Multi-Stage Diffusion Model (BAGEL, GLM-Image)¶
| Model | Scope | Status | Notes |
|---|---|---|---|
| BAGEL | Stage-specific transformer or DiT module | Not validated | Route FP8 to the intended stage before enabling |
| GLM-Image | Stage-specific transformer or DiT module | Not validated | Validate quality against BF16 baseline |
Configuration¶
Python API:
from vllm_omni import Omni
from vllm_omni.inputs.data import OmniDiffusionSamplingParams
omni = Omni(model="<your-model>", quantization="fp8")
omni_with_skips = Omni(
model="<your-model>",
quantization_config={
"method": "fp8",
"ignored_layers": ["img_mlp"],
},
)
outputs = omni.generate(
"A cat sitting on a windowsill",
OmniDiffusionSamplingParams(num_inference_steps=50),
)
CLI:
python text_to_image.py --model <your-model> --quantization fp8
python text_to_image.py --model <your-model> --quantization fp8 --ignored-layers "img_mlp"
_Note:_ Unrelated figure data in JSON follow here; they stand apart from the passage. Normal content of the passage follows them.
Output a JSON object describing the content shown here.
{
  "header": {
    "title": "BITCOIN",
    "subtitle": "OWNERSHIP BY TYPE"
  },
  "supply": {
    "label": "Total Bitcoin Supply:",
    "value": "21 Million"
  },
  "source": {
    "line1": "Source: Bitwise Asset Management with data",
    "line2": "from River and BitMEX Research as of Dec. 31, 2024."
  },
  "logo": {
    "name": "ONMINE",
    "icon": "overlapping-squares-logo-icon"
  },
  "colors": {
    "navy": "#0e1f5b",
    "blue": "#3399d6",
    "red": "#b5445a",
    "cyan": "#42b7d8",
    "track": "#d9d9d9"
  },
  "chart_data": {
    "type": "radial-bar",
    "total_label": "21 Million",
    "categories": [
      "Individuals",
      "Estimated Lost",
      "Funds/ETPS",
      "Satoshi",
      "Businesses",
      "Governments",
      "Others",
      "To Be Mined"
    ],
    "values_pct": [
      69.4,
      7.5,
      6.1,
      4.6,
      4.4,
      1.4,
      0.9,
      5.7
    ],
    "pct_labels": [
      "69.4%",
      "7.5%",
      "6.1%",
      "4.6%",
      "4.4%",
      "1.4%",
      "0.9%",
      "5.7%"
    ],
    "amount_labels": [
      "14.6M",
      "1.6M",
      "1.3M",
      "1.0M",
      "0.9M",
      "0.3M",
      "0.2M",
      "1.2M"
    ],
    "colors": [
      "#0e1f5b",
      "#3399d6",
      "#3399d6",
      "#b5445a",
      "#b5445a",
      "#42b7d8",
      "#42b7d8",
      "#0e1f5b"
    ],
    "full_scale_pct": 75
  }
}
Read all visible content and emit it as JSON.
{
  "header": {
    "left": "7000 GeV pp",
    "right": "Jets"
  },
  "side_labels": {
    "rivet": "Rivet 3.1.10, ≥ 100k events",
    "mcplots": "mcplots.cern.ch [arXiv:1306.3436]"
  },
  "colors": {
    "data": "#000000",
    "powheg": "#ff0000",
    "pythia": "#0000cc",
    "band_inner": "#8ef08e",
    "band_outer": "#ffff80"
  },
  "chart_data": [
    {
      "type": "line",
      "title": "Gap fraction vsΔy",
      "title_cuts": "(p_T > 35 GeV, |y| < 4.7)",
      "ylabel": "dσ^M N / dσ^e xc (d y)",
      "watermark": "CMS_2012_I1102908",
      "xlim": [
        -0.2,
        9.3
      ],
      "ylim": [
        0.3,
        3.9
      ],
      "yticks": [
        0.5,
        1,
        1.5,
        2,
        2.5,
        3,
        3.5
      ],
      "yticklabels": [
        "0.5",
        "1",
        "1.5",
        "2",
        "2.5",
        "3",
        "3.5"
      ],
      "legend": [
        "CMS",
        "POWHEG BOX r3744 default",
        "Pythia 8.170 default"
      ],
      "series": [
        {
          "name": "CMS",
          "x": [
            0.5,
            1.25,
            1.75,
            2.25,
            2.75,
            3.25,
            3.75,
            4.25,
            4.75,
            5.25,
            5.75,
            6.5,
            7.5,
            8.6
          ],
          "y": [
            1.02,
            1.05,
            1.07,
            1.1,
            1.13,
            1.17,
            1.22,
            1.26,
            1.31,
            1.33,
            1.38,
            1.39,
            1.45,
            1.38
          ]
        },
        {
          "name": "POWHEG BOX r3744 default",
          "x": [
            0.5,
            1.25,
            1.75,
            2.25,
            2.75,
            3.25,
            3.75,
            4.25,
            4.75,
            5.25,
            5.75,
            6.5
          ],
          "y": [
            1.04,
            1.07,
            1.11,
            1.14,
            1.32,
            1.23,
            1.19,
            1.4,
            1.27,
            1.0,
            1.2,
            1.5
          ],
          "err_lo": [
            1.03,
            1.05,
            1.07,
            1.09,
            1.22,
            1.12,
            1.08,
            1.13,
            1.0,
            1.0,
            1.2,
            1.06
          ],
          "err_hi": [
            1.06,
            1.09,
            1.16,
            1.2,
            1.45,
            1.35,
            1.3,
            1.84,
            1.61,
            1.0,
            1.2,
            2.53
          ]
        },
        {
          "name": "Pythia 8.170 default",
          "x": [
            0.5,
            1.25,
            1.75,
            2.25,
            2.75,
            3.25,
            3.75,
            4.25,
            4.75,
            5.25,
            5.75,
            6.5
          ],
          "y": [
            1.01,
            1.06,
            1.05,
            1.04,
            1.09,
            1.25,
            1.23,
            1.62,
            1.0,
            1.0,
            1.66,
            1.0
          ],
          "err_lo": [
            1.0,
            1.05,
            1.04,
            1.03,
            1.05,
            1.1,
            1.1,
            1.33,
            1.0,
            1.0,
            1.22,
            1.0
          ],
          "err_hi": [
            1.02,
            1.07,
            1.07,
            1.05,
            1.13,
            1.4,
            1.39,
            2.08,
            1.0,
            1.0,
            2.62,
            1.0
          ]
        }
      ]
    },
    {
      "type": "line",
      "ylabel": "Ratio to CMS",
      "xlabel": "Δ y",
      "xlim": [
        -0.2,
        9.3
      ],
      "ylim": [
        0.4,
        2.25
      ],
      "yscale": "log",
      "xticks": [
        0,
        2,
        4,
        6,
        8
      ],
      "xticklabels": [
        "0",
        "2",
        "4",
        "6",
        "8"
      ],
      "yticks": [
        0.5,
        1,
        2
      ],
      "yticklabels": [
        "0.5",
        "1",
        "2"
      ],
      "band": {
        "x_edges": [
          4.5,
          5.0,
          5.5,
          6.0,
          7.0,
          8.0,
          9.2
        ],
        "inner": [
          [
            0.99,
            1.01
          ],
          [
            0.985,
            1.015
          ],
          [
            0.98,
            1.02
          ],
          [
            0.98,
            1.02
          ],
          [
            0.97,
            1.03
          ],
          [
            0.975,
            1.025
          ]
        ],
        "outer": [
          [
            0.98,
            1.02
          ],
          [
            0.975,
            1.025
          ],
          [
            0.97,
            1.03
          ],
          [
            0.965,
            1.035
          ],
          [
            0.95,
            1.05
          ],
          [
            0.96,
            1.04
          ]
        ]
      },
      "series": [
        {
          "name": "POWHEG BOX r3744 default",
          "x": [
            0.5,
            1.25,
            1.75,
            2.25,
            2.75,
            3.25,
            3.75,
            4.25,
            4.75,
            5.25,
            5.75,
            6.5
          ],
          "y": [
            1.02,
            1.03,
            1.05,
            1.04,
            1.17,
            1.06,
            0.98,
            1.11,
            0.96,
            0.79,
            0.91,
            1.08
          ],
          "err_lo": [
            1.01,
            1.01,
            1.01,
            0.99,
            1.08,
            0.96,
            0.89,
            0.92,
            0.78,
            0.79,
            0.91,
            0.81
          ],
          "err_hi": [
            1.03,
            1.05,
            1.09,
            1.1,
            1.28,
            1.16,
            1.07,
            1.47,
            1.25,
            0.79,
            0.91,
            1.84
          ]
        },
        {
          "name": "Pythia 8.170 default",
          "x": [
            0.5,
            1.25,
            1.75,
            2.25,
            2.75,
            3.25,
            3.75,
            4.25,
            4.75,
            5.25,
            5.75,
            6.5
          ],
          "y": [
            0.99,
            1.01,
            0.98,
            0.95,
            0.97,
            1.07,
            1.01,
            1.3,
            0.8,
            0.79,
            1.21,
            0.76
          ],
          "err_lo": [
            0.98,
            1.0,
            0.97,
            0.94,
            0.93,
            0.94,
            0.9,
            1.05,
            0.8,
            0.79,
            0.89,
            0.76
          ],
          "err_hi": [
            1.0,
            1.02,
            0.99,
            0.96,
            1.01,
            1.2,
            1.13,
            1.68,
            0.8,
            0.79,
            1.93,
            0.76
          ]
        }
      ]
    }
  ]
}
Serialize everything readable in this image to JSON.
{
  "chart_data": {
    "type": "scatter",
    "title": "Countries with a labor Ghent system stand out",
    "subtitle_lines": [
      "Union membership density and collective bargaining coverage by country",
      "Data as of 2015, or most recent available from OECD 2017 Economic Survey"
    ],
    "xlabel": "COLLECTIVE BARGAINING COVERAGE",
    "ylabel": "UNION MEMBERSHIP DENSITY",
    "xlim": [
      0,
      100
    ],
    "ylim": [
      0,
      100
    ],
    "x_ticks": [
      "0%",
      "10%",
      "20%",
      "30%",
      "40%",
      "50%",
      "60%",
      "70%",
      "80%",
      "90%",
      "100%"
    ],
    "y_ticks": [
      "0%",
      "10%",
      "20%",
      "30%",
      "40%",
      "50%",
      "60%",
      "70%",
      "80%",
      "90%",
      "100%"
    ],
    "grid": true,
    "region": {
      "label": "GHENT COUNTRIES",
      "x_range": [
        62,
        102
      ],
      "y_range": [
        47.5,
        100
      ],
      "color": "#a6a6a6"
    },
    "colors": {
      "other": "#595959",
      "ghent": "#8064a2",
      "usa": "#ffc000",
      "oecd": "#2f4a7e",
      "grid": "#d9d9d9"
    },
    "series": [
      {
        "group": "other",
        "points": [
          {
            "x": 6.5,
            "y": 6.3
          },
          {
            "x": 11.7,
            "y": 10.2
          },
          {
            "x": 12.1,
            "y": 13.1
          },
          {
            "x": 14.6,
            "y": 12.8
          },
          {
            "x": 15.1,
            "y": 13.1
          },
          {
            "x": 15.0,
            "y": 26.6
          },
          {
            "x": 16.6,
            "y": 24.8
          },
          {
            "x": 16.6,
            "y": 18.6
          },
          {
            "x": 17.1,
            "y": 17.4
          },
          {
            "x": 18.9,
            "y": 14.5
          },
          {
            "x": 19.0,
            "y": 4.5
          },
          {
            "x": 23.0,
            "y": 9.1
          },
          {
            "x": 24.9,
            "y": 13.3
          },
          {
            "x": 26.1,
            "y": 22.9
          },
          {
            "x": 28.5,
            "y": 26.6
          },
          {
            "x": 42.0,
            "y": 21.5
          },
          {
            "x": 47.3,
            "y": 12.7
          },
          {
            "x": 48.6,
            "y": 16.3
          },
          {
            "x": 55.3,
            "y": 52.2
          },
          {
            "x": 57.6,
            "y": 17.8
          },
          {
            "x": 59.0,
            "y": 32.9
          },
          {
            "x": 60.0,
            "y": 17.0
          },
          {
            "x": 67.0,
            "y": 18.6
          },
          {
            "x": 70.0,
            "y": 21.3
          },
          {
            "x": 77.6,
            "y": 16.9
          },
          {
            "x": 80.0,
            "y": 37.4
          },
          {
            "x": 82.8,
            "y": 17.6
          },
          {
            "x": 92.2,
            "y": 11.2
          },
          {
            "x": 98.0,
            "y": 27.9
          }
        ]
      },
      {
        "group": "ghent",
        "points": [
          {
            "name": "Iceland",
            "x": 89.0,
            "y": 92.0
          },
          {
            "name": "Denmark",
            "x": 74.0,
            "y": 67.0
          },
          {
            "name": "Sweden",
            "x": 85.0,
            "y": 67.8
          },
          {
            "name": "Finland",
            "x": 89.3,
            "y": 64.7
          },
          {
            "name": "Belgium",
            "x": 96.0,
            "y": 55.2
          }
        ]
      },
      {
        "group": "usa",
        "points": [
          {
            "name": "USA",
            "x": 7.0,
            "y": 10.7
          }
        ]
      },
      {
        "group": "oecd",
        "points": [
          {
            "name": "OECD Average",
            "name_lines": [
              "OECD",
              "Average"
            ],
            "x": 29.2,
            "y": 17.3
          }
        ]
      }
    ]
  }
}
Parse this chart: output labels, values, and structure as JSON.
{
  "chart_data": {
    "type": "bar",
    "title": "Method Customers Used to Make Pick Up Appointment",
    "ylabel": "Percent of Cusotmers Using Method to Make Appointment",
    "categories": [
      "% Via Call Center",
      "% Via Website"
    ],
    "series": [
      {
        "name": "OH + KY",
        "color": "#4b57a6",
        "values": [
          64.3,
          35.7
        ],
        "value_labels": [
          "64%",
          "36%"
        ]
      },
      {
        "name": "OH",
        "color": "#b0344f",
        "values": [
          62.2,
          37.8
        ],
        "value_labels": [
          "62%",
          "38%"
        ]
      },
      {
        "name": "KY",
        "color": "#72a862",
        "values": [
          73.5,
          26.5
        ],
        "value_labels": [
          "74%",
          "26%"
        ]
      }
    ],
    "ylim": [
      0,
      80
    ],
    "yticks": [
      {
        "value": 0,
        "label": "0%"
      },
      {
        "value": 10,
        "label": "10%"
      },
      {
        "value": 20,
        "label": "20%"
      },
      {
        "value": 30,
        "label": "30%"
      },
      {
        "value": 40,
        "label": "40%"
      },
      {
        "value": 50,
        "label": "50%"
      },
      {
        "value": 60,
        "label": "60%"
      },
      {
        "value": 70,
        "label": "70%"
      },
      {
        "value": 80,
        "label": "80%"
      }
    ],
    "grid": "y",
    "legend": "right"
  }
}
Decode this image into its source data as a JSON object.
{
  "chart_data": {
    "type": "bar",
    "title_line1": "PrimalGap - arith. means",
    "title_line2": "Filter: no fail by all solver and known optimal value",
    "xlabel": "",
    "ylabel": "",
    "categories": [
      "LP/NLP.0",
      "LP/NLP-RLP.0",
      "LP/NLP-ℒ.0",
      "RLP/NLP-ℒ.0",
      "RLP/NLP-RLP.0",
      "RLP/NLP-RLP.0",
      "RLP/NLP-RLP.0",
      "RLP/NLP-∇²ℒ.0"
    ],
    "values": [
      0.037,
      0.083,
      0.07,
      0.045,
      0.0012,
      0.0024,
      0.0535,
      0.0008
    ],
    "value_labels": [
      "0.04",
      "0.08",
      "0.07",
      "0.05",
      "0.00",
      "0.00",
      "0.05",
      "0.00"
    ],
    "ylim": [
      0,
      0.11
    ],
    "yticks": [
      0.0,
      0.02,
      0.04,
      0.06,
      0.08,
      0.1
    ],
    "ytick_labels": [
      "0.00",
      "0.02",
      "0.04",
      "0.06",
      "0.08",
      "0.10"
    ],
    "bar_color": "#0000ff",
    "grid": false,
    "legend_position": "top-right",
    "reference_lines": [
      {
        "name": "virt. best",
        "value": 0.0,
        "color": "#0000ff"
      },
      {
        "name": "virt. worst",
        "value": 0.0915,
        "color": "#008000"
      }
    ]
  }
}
vllm serve <your-model> --omni --quantization fp8
Parameters¶
| Parameter | Type | Default | Description |
|---|---|---|---|
method | str | - | Quantization method ("fp8") |
ignored_layers | list[str] | [] | Layer name patterns to keep in BF16 |
activation_scheme | str | "dynamic" | "dynamic" selects online activation scaling, or "static" when scales are available |
weight_block_size | list[int] | None | None | Block size for block-wise weight quantization |
The available ignored_layers names depend on the model architecture, for example to_qkv, to_out, img_mlp, or txt_mlp.
Validation and Notes¶
FP8 quantization can be combined with cache acceleration:
omni = Omni(
model="<your-model>",
quantization="fp8",
cache_backend="tea_cache",
cache_config={"rel_l1_thresh": 0.2},
)
Compare generated outputs with a BF16 baseline before adding a new model to the supported table. GLM-Image and Helios are not listed as FP8-supported diffusion models until they have method-specific validation.